O presente anda tão amargo que estamos preferindo nos refugiar no passado a planejar o futuro. Pelas postagens nas redes sociais, é fácil de perceber que muita gente está buscando alento no pretérito mais-que-perfeito de sua existência: os momentos prazerosos com a família, as traquinagens da infância, as loucuras da juventude, os amigos, a conquista do time preferido, formaturas, festas, tudo o que deixou alguma saudade digna de ser lembrada.
Sempre fizemos isso – dirão os saudosistas assumidos. Pode ser, mas me parece que a quarentena e o isolamento rebobinaram a fita das boas lembranças – imagem tecnológica que por si só, reconheço, já é um atestado de antiguidade. Mas é inevitável: coisas que estavam mumificadas no fundo do nosso cérebro ressurgem do nada.

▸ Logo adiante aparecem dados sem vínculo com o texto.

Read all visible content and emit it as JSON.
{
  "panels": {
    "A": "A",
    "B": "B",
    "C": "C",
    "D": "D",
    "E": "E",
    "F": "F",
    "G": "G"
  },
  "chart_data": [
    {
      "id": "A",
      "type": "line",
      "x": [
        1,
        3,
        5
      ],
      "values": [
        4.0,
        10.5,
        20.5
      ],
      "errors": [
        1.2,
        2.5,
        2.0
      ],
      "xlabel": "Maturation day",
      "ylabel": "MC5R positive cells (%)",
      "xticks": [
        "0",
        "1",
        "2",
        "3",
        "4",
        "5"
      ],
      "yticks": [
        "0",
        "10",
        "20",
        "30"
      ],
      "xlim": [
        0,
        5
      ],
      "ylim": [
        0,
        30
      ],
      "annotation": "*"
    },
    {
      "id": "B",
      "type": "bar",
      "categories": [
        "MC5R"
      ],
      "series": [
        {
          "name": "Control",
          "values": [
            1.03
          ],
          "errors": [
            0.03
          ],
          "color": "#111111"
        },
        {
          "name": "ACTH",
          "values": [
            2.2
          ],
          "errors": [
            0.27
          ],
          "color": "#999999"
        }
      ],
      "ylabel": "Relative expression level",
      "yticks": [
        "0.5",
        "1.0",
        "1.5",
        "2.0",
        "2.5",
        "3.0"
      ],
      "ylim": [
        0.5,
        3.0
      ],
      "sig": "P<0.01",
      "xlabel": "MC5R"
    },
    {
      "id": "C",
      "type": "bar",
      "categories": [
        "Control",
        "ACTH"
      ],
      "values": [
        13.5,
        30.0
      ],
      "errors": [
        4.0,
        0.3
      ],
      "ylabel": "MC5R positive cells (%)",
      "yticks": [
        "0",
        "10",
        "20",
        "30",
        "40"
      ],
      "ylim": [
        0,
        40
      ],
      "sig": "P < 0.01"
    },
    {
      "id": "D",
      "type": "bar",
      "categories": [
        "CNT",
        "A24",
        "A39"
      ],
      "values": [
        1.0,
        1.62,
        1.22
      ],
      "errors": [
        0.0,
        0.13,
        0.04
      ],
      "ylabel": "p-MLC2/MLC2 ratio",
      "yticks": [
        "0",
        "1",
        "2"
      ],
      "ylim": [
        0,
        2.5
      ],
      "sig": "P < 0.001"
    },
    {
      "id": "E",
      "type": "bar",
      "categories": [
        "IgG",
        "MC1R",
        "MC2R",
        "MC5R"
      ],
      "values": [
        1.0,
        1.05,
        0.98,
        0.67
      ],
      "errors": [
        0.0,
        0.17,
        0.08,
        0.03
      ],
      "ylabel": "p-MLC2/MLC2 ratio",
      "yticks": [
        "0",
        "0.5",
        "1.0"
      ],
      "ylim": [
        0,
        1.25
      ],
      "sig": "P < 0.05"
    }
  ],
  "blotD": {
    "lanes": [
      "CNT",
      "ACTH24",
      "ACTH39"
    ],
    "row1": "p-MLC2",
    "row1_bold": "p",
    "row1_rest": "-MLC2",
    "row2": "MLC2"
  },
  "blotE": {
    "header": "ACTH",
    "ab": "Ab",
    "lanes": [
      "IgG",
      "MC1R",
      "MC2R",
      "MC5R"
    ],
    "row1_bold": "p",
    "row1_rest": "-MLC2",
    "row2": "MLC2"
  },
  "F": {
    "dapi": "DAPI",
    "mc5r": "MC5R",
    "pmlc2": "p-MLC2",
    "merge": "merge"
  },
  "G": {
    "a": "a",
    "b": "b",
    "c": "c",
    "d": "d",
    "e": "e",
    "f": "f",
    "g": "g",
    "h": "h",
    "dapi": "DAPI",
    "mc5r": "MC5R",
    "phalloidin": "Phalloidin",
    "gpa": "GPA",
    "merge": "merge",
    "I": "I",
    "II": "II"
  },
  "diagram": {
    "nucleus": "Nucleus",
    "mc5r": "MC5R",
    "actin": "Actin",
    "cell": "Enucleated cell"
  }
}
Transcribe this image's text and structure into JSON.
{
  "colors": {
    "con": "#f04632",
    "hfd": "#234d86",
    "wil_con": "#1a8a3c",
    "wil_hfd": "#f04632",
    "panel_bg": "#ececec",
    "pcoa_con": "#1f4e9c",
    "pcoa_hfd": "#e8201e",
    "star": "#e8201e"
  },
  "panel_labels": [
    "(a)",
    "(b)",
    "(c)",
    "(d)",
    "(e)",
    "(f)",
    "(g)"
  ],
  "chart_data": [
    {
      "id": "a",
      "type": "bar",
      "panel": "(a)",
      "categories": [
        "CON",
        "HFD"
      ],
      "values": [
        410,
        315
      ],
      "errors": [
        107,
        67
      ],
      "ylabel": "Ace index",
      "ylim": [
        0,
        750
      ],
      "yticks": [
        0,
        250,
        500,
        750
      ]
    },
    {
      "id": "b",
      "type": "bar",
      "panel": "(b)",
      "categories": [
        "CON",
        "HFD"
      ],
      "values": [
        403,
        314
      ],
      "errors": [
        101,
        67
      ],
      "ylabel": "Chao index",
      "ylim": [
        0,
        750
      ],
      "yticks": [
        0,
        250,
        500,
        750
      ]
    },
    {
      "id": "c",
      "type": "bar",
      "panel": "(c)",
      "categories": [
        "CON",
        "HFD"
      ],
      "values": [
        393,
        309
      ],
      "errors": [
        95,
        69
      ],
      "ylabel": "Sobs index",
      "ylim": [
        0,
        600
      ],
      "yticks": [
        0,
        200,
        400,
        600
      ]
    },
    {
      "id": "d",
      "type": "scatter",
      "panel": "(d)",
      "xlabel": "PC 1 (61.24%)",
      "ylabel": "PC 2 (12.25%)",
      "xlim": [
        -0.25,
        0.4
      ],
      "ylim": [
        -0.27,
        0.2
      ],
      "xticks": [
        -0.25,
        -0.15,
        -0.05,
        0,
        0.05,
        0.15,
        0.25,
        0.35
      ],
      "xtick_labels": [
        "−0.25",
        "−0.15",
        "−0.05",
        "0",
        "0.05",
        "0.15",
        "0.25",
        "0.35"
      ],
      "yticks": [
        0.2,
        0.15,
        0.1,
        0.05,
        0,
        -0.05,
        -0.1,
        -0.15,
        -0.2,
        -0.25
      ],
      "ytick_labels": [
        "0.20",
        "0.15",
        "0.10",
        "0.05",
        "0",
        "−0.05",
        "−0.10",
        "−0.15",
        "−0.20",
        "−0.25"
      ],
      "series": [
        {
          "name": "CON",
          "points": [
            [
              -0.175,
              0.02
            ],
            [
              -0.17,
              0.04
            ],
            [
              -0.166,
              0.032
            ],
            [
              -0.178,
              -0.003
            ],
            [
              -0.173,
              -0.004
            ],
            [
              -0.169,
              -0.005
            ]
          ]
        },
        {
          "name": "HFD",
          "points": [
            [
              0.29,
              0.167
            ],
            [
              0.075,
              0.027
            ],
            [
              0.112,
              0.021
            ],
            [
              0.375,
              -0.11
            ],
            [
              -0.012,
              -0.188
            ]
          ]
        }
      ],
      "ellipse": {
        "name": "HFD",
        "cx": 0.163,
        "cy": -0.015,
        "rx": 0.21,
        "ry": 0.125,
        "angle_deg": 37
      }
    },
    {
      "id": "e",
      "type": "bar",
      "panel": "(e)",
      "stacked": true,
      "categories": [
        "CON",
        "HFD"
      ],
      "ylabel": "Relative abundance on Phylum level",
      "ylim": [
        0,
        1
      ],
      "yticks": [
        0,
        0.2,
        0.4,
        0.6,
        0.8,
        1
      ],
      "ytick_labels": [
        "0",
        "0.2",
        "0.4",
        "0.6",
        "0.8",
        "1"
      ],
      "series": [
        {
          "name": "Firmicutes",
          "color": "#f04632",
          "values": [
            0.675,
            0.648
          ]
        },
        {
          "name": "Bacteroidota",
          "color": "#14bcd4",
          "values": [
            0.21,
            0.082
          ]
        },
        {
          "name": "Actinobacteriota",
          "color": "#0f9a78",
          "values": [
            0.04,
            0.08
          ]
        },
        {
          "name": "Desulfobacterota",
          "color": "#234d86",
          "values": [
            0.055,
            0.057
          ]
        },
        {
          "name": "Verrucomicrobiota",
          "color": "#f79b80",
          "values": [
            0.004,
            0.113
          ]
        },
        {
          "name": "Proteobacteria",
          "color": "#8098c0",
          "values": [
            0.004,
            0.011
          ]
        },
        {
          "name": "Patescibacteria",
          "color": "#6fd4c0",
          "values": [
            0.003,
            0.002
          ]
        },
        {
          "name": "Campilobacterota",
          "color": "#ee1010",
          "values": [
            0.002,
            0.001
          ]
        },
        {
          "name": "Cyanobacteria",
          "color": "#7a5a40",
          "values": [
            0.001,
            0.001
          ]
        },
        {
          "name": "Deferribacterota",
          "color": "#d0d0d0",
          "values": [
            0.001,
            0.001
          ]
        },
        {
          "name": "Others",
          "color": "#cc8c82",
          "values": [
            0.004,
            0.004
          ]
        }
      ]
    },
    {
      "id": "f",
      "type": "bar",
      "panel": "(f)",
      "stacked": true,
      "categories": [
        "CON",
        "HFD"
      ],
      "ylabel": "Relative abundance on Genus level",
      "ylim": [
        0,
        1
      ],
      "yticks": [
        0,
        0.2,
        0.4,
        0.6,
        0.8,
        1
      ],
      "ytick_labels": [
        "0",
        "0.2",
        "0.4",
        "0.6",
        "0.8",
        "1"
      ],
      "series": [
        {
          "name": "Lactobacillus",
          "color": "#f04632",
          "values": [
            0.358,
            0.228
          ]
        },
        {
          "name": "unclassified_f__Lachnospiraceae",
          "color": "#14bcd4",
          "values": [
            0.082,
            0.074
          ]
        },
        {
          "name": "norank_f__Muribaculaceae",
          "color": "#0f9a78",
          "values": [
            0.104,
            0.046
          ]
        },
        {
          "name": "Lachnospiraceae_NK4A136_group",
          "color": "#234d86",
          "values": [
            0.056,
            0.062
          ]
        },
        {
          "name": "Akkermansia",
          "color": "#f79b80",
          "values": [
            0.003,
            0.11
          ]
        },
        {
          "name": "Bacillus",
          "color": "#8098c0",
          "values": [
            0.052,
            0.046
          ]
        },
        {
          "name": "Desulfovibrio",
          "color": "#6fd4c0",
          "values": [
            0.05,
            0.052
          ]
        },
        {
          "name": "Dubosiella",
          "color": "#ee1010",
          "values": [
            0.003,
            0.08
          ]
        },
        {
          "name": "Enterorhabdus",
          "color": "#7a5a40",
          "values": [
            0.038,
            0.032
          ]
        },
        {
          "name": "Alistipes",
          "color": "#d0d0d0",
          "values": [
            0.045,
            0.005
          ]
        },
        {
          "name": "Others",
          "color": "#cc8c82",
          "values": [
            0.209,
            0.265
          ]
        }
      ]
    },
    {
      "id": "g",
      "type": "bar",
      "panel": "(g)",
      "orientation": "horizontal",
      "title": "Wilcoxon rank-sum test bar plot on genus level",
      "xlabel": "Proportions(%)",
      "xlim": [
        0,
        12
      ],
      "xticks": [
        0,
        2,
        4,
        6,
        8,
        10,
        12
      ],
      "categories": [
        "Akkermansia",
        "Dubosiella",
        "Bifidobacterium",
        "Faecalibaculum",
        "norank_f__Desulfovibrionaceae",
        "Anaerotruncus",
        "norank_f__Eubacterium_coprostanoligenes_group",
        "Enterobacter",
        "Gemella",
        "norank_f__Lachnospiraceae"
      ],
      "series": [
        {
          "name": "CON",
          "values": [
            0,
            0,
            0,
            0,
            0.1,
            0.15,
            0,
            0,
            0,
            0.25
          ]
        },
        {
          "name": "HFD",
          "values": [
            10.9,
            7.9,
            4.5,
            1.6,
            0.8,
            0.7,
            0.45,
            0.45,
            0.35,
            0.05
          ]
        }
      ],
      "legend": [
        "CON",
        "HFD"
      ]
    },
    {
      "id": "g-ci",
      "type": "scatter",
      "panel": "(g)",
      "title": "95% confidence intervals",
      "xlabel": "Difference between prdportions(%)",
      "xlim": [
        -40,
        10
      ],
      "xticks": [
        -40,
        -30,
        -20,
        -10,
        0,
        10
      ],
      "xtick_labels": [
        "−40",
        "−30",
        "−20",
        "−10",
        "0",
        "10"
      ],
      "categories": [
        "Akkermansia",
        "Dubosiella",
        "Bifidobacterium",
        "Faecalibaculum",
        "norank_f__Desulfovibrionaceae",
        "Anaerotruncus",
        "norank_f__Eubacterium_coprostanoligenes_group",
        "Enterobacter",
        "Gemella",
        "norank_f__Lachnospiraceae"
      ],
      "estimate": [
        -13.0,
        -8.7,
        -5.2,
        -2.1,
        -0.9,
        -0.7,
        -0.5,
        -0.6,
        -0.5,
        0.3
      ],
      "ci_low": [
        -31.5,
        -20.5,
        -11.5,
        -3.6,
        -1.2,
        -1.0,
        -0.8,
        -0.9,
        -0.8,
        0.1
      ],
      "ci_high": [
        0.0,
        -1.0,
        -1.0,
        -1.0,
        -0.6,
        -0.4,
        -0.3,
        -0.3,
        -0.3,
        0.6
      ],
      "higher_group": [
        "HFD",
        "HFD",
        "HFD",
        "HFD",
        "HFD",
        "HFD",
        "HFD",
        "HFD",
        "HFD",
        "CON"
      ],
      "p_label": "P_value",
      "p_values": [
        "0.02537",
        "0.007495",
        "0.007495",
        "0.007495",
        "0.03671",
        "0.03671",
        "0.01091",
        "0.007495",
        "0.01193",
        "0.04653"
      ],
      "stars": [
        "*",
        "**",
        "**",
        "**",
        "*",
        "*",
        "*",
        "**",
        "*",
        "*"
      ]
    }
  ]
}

Outro dia observava minha mulher fazendo pão caseiro e percebi que ela usava uma espécie de relógio de corda para controlar o tempo de cozimento. Trata-se, na verdade, de um temporizador manual para cozinha. Mas o princípio é o mesmo dos antigos relógios, que sempre me intrigaram pela precisão dos tique-taques.
Comentei com ela a semelhança e logo a palavra corda puxou – literalmente – outra imagem do passado: a corda do poço. Todas as casas da minha infância tinham pátio e todos os pátios tinham poço. Até o meu primeiro colégio, na periferia desta cidade dos meus andares, tinha um poço de tijolos, com balde e roldana, para matar a sede da criançada. Também ali havia um engenho: o balde, geralmente de alumínio ou latão, tinha um peso preso na borda para que virasse ao tocar na água e pudesse ser trazido de volta com o líquido desejado. A velha roldana, impulsionada por manivela, emitia um ruído de roda de carreta, acompanhado pelo gotejar da água no fundo do poço, compondo uma das mais belas e inesquecíveis canções da infância.
Como ensinou Machado de Assis, palavra puxa palavra, uma ideia traz outra, e assim se faz um livro, um governo ou uma revolução. Falei na roda de carreta e já se apresentou na minha frente um velho barbudo – naquela época, todos os adultos eram velhos _ que trazia rapadura-puxa e melado de Santo Antônio da Patrulha. Ele estacionava o seu precário veículo nas cercanias da vila, colocava os bois na soga e ficava esperando a clientela. Soga, como sabem os mais sábios, tem a ver com corda.
Só paro por aqui porque o alarme do temporizador disparou e o pão está saindo quentinho do forno. O presente também pode ser doce.